Сергей дёрнулся, пытаясь утянуть её дальше, прочь от эпицентра, где толпа становилась всё плотнее и агрессивнее, но она стояла как вкопанная. Её лицо было мокрым от дождя, волосы прилипли ко лбу, глаза блестели лихорадочно и страшно.
— Они не выйдут, Серёжа, — сказала она тихо, почти шёпотом, но он услышал каждое слово сквозь гул толпы. — Они никогда не выйдут. Неужели ты не понимаешь? Им всё равно. Они нас не слышат.
В её голосе было столько горечи, столько разъедающей душу безнадёги, что у Сергея похолодело внутри. Он вдруг увидел её не как свою Настю, девушку, с которой они ходили за мороженым и смотрели старые фильмы, а как часть этой огромной, брошенной, преданной толпы. Как человека, который за три недели после того взрыва на бульваре Ландышей прошёл путь от растерянного страха до жгучего, осознанного гнева.
— Нас никто не защитит, — продолжала она, всё тем же тихим, страшным голосом. — Мы сами. Только сами.
Сергей не нашёлся с ответом. Да и не нужен был ответ — всё уже было сказано. Он просто прижал её к себе и стоял так, посреди кричащей, бурлящей площади, посреди серого дождя и серого неба, посреди города, который больше не верил обещаниям.

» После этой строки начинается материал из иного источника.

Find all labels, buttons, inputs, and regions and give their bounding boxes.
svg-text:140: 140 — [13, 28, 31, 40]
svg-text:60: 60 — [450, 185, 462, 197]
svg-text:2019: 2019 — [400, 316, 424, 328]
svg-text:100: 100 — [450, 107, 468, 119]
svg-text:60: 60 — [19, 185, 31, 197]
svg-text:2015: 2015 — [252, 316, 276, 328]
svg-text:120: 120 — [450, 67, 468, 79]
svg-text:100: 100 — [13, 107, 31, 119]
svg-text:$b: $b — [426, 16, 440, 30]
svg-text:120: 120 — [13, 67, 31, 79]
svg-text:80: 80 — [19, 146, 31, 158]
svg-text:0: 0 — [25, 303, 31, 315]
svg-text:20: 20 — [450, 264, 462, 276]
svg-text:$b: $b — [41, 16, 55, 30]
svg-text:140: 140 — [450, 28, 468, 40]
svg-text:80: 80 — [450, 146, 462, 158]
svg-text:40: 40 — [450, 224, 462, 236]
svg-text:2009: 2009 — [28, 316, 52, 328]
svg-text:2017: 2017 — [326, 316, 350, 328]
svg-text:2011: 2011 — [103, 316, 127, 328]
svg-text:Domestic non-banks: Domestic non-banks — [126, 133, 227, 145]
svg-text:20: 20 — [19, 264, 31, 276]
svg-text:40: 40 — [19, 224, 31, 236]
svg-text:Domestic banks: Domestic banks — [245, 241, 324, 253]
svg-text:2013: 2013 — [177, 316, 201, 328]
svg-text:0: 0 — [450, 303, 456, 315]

Митинг продолжался до темноты. Люди не расходились, несмотря на дождь, несмотря на холод, несмотря на то, что с наступлением вечера находиться на улице становилось всё более рискованно — комендантский час никто не отменял, да и дроны, как показал опыт, любили прилетать именно в сумерках. Но страх перед беспилотниками уступил место другому страху — страху перед собственной беспомощностью. И победить этот страх можно было только одним способом: стоять здесь, вместе, плечом к плечу, и требовать ответа.
Когда совсем стемнело, кто-то принёс свечи. Маленькие, парафиновые, те, что обычно продаются в хозяйственных магазинах на случай отключения света. Их зажигали одну за другой, и площадь постепенно покрывалась огоньками — неровными, дрожащими на ветру, но упрямо горящими. Это было красиво и жутко одновременно. Свечи ставили прямо на мокрый асфальт, на парапеты, на ступени памятника. Их пламя отражалось в лужах, двоилось, троилось, и площадь казалась залитой жидким, дрожащим золотом.